La dernière campagne électorale fédérale a donné lieu aux échanges environnementaux les plus animés depuis la fondation du Canada en 1867 et au « garrochage » simultané d’une panoplie de chiffres sur les intentions de certains partis en matière de captation de carbone.

Le Parti libéral de Justin Trudeau a promis de planter deux milliards d’arbres au cours de la prochaine décennie, tandis que le Parti vert dirigé alors par Élizabeth May, y allait d’un engagement de 10 milliards d’arbres.

Docteur en foresterie, enseignant à l’Université Laval et observateur attentif de la scène forestière gaspésienne, Luc Bouthillier parle avec animation des points sur lesquels le public intéressé par l’amélioration du bilan de carbone pourrait jeter un coup d’oeil dès maintenant. Humblement, il ressent l’appel de remettre certaines données en perspective.

« Les chiffres de M. Trudeau sont logiques, sur 10 ans. Ça fait 200 millions d’arbres par an. Il faut dire que 650 millions d’arbres sont déjà plantés chaque année au Canada. Pour que ce soit efficace, il ne faudrait pas que ces arbres soient plantés pour faire du reboisement, mais du boisement. Le reboisement, c’est le maintien d’une forêt déjà productive. Avec le boisement, on change d’affectation. Le boisement vise à remettre en production des territoires improductifs, surtout des grands brûlés qui ne se régénèrent pas, comme dans l’Ouest canadien et sur la Côte-Nord, ou des sites miniers. Ça prend de nouvelles pratiques. Ce qui manque, c’est le suivi environnemental nécessaire sur 10 ans », précise le professeur Bouthillier.

La situation gaspésienne est particulière du fait que la régénération naturelle est très forte. On est loin d’un territoire nécessitant du reboisement massif, note le professeur, qui a fait, en début de carrière, quelques-uns de ses premiers inventaires forestiers dans la péninsule.

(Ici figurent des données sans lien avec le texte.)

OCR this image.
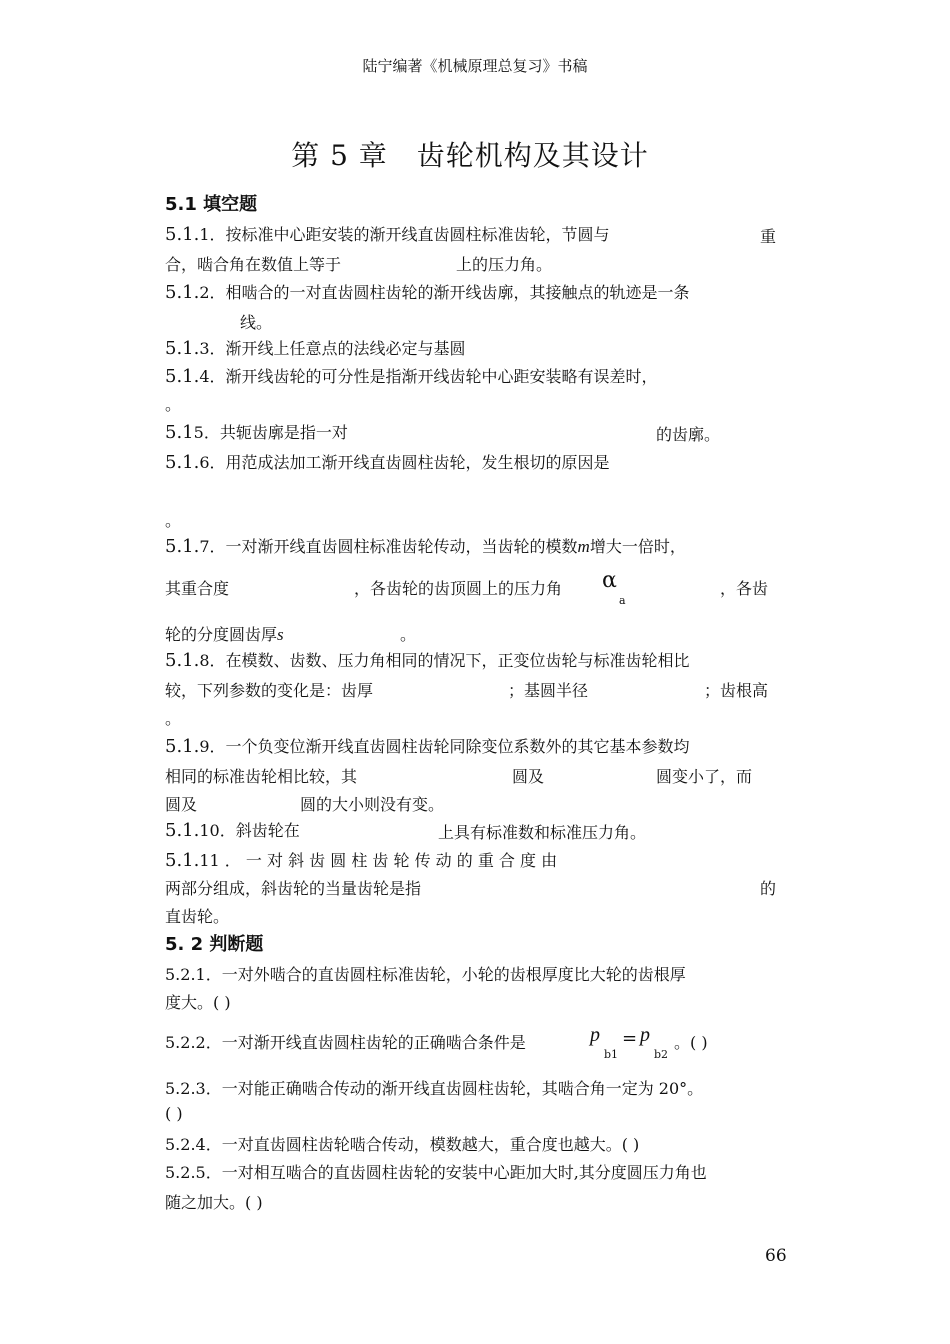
陆宁编著《机械原理总复习》书稿
第 5 章　齿轮机构及其设计
5.1 填空题
5.1.1．按标准中心距安装的渐开线直齿圆柱标准齿轮，节圆与	重
合，啮合角在数值上等于	上的压力角。
5.1.2．相啮合的一对直齿圆柱齿轮的渐开线齿廓，其接触点的轨迹是一条
线。
5.1.3．渐开线上任意点的法线必定与基圆
5.1.4．渐开线齿轮的可分性是指渐开线齿轮中心距安装略有误差时，
。
5.15．共轭齿廓是指一对	的齿廓。
5.1.6．用范成法加工渐开线直齿圆柱齿轮，发生根切的原因是
。
5.1.7．一对渐开线直齿圆柱标准齿轮传动，当齿轮的模数m增大一倍时，
其重合度	，各齿轮的齿顶圆上的压力角 α
a
，各齿
轮的分度圆齿厚s	。
5.1.8．在模数、齿数、压力角相同的情况下，正变位齿轮与标准齿轮相比
较，下列参数的变化是：齿厚	；基圆半径	；齿根高
。
5.1.9．一个负变位渐开线直齿圆柱齿轮同除变位系数外的其它基本参数均
相同的标准齿轮相比较，其	圆及	圆变小了，而
圆及	圆的大小则没有变。
5.1.10．斜齿轮在	上具有标准数和标准压力角。
5.1.11 ． 一 对 斜 齿 圆 柱 齿 轮 传 动 的 重 合 度 由
两部分组成，斜齿轮的当量齿轮是指	的
直齿轮。
5. 2 判断题
5.2.1．一对外啮合的直齿圆柱标准齿轮，小轮的齿根厚度比大轮的齿根厚
度大。( )
5.2.2．一对渐开线直齿圆柱齿轮的正确啮合条件是	p
b1
= p
b2
。( )
5.2.3．一对能正确啮合传动的渐开线直齿圆柱齿轮，其啮合角一定为 20°。
( )
5.2.4．一对直齿圆柱齿轮啮合传动，模数越大，重合度也越大。( )
5.2.5．一对相互啮合的直齿圆柱齿轮的安装中心距加大时,其分度圆压力角也
随之加大。( )
66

« Marcher dans 40 000 tiges à l’hectare, c’est courant en Gaspésie, alors que 2 000 ou 2 500 tiges suffisent pour avoir une forêt productive », signale M. Bouthillier.

Il souligne de plus qu’en forêt à dominance résineuse, « la coupe avec protection de la régénération, ça fait partie de la solution puisque 80 % de la surface se regénère d’elle-même. On voudrait minimiser les interventions, puisque la nature est généreuse. On reboise 20 % de la surface en forêt résineuse (…). Il faut se rappeler que la plantation, c’est une source nette de production de carbone. On peut limiter le dégagement de carbone en brassant le sol le moins possible », explique-t-il.

Des interventions « musclées » comme la scarification du sol avant le reboisement produisent donc aussi du carbone, et il peut s’écouler cinq, 10 ou 15 ans avant que la captation de carbone des arbres plantés sur ces aires puisse contrebalancer ces émissions.

« Utiliser la forêt pour capter le carbone, c’est compliqué. C’est un défi. C’est le défi de la nouvelle foresterie. Je pense qu’on va être capable de trouver cette foresterie fine », résume Luc Bouthillier.

Cette foresterie fine se traduit rarement par des interventions homogènes sur des grandes surfaces. « Presque chaque hectare commande une intervention particulière », ajoute-t-il.

« Utiliser la forêt pour capter le carbone, c’est compliqué. C’est un défi. C’est le défi de la nouvelle foresterie. Je pense qu’on va être capable de trouver cette foresterie fine », résume Luc Bouthillier.

Les partis fédéraux sont, du reste, loin d’avoir le monopole du manque de discernement en foresterie. Pierre Dufour, ministre québécois des Forêts, a soulevé toute une controverse le 30 septembre en affirmant qu’il « faut couper notre forêt qui vieillit et l’améliorer avec une nouvelle forêt qui est du nouvel ensemencement ».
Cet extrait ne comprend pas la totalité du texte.